Sementara sektor swasta sebagai penerima manfaat yaitu perusahaan yang mengimplementasikan kegiatan penurunan emisi, seperti perkebunan, konsesi tambang dan konsesi sektor kehutanan (IUPHHK-HA, IUPHHK-HT, IUPHHK-RE, IUPHHBK, IUPJL). 

Masyarakat lokal termasuk komunitas adat (baik kelompok tani atau individu) penerima manfaat yaitu masyarakat yang tinggal di dalam wilayah atau dekat dengan kegiatan penurunan emisi atau yang melaksanakan kegiatan penurunan emisi seperti monitoring hutan, perlindungan dari kebakaran dan kegiatan alternatif pendapatan masyarakat. 

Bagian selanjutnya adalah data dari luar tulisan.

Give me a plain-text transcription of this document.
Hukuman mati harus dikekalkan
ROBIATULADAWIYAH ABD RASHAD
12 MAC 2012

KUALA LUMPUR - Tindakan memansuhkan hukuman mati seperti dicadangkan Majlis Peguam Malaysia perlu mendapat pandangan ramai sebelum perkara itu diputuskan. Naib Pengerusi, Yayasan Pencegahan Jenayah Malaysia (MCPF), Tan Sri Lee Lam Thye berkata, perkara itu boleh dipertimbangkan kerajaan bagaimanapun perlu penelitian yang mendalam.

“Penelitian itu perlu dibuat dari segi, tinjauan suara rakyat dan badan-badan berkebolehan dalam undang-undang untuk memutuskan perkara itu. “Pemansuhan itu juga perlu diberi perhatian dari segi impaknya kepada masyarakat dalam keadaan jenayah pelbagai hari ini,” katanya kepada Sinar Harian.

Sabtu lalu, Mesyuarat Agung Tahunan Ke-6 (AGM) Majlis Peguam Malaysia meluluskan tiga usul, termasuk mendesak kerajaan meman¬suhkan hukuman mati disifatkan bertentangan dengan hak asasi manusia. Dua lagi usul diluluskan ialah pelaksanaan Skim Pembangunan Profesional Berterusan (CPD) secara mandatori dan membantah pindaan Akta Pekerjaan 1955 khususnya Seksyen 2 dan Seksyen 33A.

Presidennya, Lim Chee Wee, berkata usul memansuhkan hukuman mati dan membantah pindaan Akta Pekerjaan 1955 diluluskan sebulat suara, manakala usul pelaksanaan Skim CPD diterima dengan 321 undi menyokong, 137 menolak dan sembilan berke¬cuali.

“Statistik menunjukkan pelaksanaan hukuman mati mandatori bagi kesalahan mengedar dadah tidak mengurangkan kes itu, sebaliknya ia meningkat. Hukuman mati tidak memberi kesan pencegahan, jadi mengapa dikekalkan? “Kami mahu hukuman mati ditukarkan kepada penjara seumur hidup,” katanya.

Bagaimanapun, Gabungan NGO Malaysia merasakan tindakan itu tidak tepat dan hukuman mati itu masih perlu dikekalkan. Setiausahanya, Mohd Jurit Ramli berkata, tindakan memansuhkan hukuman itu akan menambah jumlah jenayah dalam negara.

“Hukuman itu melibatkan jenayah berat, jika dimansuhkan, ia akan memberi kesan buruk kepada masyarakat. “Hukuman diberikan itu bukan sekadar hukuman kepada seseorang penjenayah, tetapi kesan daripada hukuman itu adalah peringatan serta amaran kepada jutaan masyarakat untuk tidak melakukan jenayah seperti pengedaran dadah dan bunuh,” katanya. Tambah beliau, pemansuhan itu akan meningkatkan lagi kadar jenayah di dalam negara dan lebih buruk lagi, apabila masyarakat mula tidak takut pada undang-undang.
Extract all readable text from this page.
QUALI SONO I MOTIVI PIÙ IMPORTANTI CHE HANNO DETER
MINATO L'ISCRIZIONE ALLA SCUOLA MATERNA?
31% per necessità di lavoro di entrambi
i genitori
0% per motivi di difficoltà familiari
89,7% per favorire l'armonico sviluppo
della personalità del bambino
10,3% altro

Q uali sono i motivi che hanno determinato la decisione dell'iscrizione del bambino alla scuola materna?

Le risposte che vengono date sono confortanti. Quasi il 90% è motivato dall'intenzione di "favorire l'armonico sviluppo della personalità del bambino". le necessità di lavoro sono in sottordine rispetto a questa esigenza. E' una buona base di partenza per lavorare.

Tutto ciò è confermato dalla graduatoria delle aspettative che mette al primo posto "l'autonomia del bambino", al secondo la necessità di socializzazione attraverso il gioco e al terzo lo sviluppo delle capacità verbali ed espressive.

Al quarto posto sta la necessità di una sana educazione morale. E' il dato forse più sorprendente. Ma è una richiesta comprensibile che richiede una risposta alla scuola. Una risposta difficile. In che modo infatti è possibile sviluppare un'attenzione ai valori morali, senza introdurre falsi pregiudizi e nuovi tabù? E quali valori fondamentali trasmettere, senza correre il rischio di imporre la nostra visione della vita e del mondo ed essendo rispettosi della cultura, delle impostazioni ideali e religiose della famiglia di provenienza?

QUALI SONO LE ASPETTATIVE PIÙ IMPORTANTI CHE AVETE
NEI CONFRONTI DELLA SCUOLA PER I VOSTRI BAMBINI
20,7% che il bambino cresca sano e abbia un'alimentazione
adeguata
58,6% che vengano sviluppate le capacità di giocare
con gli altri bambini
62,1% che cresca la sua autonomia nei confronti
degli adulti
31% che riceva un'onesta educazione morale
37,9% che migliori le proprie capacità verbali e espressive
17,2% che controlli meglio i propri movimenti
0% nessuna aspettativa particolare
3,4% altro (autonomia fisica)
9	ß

Manfaat potensial program implementasi REDD+ dalam bentuk dana tunai (monetary/cash) maupun non tunai (non-monetary) berdasarkan prestasi mengurangi emisi hutan atau lahan yang dikelolanya. Dana yang diperoleh oleh suatu desa/kampung tertentu bisa disalurkan ke kas desa agar dapat dimanfaatkan untuk kegiatan pembangunan desa/kampung. Manfaat bukan tunai dalam bentuk program mendukung pengelolaan hutan dan tata kelola, kegiatan alih teknologi, dan peningkatan jasa lingkungan misalnya penyediaan air bersih.*(DP)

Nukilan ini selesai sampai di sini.